I had hoped that the FCA would change the regulatory focus to one of weeding out the crooks that still populate the fringes of financial services, rather than continuing the FSA’s mission to ensure that only advisory perfection, or rather their very limited version of it, survives the RDR cleansing.
But recent comments about the way adviser charging is described indicate that Martin Wheatley’s team could be making the classic policing mistake of forever nicking the law abiding whose mistakes are easily spotted while under-resourcing the much harder job of catching the genuinely evil.
To hear the former England football team manager Sven-Goran Eriksson’s tale of woe at the hands of the sort of financial advisers to realise that it’s not just the poor that are sometimes naive. The rich and skilled can be equally gullible outside their area of expertise and inside ours. The commentary following that bit of news had regulators explaining how hard it was to police offshore financial advisers, which in the 21st century is a cop-out that a Hong Kong-trained regulator should be embarrassed about.
What regulation has undoubtedly achieved is the severe pruning of the advisory community, with those left having proved themselves masters of change management and reformation, whether made just in time or many years ago.
What is left is a consolidated and still rapidly consolidating group of decently run businesses. It is time to leave them to get on with sharing their new market and extending its reach so that more Britons start to plan properly again for retirement, old age, death and disability.

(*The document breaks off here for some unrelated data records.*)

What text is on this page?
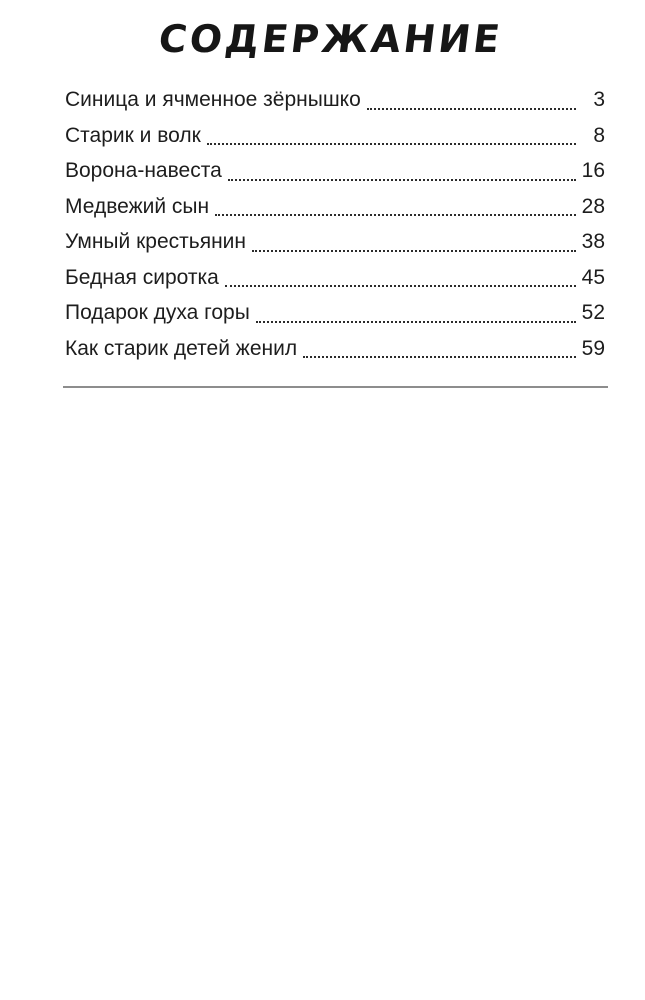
СОДЕРЖАНИЕ
Синица и ячменное зёрнышко	3
Старик и волк	8
Ворона-навеста	16
Медвежий сын	28
Умный крестьянин	38
Бедная сиротка	45
Подарок духа горы	52
Как старик детей женил	59
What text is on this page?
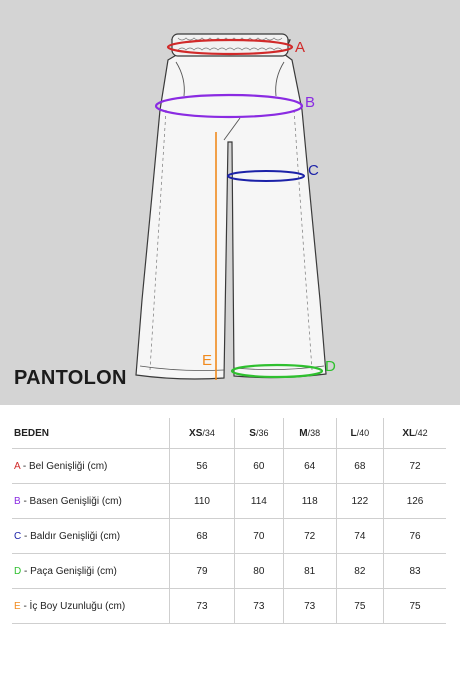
A
B
C
D
E
PANTOLON
BEDEN	XS/34	S/36	M/38	L/40	XL/42
A - Bel Genişliği (cm)	56	60	64	68	72
B - Basen Genişliği (cm)	110	114	118	122	126
C - Baldır Genişliği (cm)	68	70	72	74	76
D - Paça Genişliği (cm)	79	80	81	82	83
E - İç Boy Uzunluğu (cm)	73	73	73	75	75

For it is no coincidence that the apotheosis of regulation has coincided with the almost complete death of savings and investment among those hard-working families the Government so badly wants now to help.
So instead of focusing on the technical failings of those decently run businesses, the FCA should concentrate its vast resources on hard policing as well as a far greater emphasis on financial education.
On the policing side, the answer is to run out of town the crooks who do not engage with the FCA at all.
Dodgy dealers are much harder to bring to justice than a good IFA struggling to cope with the new world but he is not the one doing genuine harm.
Wheatley could take a leaf out of Boris Johnson’s book. Since the Met has de-prioritised catching those who speed on motorways because they are Britain’s safest roads and refocused resources on the tougher squads that catch and deter the much smaller and harder-to-find tribe of career criminals, crime rates have plunged. It is time for the FCA to do its version of the same.
And because the best way to cut fraud is not to regulate but to educate, the Money Advice Service needs to up its game.
I was on the MAS site recently looking at its protection pages and for the first time I thought they were accurate and clear and useful. So let me be perhaps the first of the Money Marketing commentariat to suggest that MAS is getting its act together under its new leadership team.
It is not just good content that is needed, though, it is a much clearer focus in its advertising on how people can avoid serious financial mistakes and on how to act on the knowledge gleaned from the site.
Education 21st century style combined with hard policing would be a great FCA combination in 2013 and beyond.